Montlouis on the Rock (1)

De gauche à droite: Thomas Fort, Véronique Rivest, Pascaline Lepeltier, Jacky Blot et Patrick Rigourd.
Photo: Jean Aubry De gauche à droite: Thomas Fort, Véronique Rivest, Pascaline Lepeltier, Jacky Blot et Patrick Rigourd.

C’est sous la frondaison touffue d’arbres bien plus que centenaires que se déroulait tout récemment la toute première édition de l’événement bisannuel « Montlouis on the Rock » au Château de la Bourdaisière à Montlouis-sur-Loire. Vignerons, journalistes et prescripteurs y étaient invités à déguster en plein air, sous la direction savante et éclairée mais jamais pédante des animatrices Pascaline Lepeltier et notre chic Véronique Rivest nationale, autour de thématiques complémentaires réunissant empreintes terroirs, enjeux climatiques et expressions multiples du grand cépage chenin blanc. Qu’il soit de France (avec Thomas Fort, Domaine de Mouscaillo en AOC Limoux) ou d’Espagne (José Luis Mateo, Quinta da Muradella), des États-Unis (Thomas Monroe, Division Wine Making Company) ou encore d’Afrique du Sud (Craig Hawkins, Testalonga El Bandito Swartland).

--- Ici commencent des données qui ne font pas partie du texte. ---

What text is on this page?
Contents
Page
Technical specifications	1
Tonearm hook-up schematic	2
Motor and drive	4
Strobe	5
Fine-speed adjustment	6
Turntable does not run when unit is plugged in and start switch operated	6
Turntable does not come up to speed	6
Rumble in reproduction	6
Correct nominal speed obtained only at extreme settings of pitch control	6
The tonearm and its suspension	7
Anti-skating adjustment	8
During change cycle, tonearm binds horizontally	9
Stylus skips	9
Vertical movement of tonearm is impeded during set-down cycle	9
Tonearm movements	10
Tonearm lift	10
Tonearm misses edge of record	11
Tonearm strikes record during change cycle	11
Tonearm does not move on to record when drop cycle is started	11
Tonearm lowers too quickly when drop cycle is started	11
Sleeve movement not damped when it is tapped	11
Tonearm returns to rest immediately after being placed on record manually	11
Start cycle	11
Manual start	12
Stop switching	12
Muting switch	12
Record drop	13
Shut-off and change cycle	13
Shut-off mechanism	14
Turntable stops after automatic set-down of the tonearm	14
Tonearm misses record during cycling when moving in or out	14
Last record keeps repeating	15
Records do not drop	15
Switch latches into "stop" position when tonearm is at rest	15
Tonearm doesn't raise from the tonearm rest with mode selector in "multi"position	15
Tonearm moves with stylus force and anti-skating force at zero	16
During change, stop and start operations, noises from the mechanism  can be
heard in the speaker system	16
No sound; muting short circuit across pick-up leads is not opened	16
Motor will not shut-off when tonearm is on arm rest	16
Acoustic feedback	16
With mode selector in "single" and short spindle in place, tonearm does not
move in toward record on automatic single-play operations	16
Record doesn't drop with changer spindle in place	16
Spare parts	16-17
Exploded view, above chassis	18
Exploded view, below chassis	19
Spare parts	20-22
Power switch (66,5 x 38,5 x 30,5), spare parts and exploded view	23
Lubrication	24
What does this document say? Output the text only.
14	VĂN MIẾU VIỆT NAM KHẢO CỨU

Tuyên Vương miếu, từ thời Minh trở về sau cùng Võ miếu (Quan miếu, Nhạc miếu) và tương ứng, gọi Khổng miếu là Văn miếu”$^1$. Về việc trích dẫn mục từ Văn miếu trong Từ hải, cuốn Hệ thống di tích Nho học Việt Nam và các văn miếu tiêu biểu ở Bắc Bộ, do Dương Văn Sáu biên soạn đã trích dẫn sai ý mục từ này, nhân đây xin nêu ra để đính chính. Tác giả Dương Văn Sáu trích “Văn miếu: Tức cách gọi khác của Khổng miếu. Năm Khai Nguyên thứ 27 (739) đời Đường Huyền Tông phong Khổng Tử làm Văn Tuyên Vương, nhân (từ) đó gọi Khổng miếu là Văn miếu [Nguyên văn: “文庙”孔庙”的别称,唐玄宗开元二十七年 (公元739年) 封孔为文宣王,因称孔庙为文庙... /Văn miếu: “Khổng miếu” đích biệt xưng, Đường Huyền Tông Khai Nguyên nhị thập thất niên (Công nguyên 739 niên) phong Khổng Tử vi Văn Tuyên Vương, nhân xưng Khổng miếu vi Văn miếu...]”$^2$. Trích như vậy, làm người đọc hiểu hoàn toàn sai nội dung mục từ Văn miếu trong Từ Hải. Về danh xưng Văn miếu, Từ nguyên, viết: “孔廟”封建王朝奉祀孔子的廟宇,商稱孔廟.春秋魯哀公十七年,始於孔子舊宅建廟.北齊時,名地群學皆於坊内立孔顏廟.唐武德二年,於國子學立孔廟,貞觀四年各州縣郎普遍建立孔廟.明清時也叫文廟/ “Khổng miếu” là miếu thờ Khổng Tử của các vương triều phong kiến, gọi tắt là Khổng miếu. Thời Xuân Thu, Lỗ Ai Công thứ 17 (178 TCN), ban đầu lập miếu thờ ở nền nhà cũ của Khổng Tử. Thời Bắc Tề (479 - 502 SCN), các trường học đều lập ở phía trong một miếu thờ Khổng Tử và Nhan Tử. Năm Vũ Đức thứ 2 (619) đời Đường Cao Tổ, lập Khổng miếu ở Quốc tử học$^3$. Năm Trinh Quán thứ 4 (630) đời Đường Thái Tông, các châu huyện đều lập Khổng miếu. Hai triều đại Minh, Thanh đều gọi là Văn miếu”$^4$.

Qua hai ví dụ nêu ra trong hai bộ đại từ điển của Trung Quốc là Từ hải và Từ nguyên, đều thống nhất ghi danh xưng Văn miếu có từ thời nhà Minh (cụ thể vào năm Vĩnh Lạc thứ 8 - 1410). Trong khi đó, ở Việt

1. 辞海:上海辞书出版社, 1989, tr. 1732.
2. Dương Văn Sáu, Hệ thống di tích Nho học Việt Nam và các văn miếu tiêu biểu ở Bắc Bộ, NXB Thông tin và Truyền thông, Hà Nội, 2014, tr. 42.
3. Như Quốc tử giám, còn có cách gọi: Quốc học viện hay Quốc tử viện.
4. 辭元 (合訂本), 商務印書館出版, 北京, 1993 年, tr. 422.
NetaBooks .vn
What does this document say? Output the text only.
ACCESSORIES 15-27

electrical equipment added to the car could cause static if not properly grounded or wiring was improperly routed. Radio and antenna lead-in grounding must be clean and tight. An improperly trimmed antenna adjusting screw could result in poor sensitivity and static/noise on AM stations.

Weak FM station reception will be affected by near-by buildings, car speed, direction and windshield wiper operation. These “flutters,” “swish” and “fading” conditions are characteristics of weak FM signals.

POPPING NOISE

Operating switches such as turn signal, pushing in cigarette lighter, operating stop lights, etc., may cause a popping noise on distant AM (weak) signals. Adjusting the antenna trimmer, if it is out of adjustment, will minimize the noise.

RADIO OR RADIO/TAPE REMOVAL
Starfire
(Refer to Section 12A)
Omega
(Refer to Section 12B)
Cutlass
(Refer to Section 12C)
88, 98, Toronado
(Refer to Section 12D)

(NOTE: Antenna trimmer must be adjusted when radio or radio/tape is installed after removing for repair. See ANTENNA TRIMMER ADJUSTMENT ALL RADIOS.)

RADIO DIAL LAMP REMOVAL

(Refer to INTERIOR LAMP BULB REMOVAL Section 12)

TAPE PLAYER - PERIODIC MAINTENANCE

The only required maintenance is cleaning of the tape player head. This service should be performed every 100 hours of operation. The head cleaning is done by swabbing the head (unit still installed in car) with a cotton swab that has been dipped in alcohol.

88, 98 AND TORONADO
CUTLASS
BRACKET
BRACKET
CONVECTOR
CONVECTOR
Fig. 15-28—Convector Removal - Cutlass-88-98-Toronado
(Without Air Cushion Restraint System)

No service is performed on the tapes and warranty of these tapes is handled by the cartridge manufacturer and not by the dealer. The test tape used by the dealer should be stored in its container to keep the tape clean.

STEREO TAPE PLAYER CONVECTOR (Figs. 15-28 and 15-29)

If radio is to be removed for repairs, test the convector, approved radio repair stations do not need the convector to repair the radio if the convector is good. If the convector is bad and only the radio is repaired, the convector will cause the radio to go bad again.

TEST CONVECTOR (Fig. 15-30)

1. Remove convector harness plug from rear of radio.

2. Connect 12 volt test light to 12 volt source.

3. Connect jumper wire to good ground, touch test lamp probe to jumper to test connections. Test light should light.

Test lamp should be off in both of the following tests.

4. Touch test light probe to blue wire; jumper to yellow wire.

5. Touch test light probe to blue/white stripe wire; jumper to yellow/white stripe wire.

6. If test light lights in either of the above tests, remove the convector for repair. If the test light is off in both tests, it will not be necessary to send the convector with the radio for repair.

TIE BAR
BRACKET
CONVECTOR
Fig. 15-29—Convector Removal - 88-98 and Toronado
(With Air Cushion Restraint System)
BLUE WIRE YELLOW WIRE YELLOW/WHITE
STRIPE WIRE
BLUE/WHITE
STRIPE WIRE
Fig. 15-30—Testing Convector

L’exercice, aussi fascinant qu’instructif, permettait de faire un état des lieux sur trois continents, tout en dégageant les problèmes viticoles actuels liés au versatile cépage blanc, mais aussi d’avancer des pistes de réflexion et de solution pour en assurer l’épanouissement et la pérennité. Une première classe de maître était consacrée à l’effet terroir et à l’expression du chenin, ainsi qu’une seconde à l’impact des aléas climatiques sur l’expression des vins. Mais auparavant, tentons un aperçu du roi chenin dans son pays hôte en son fief couvrant 450 hectares entre le Cher (au sud) et la Loire (au nord) en AOC Montlouis-sur-Loire.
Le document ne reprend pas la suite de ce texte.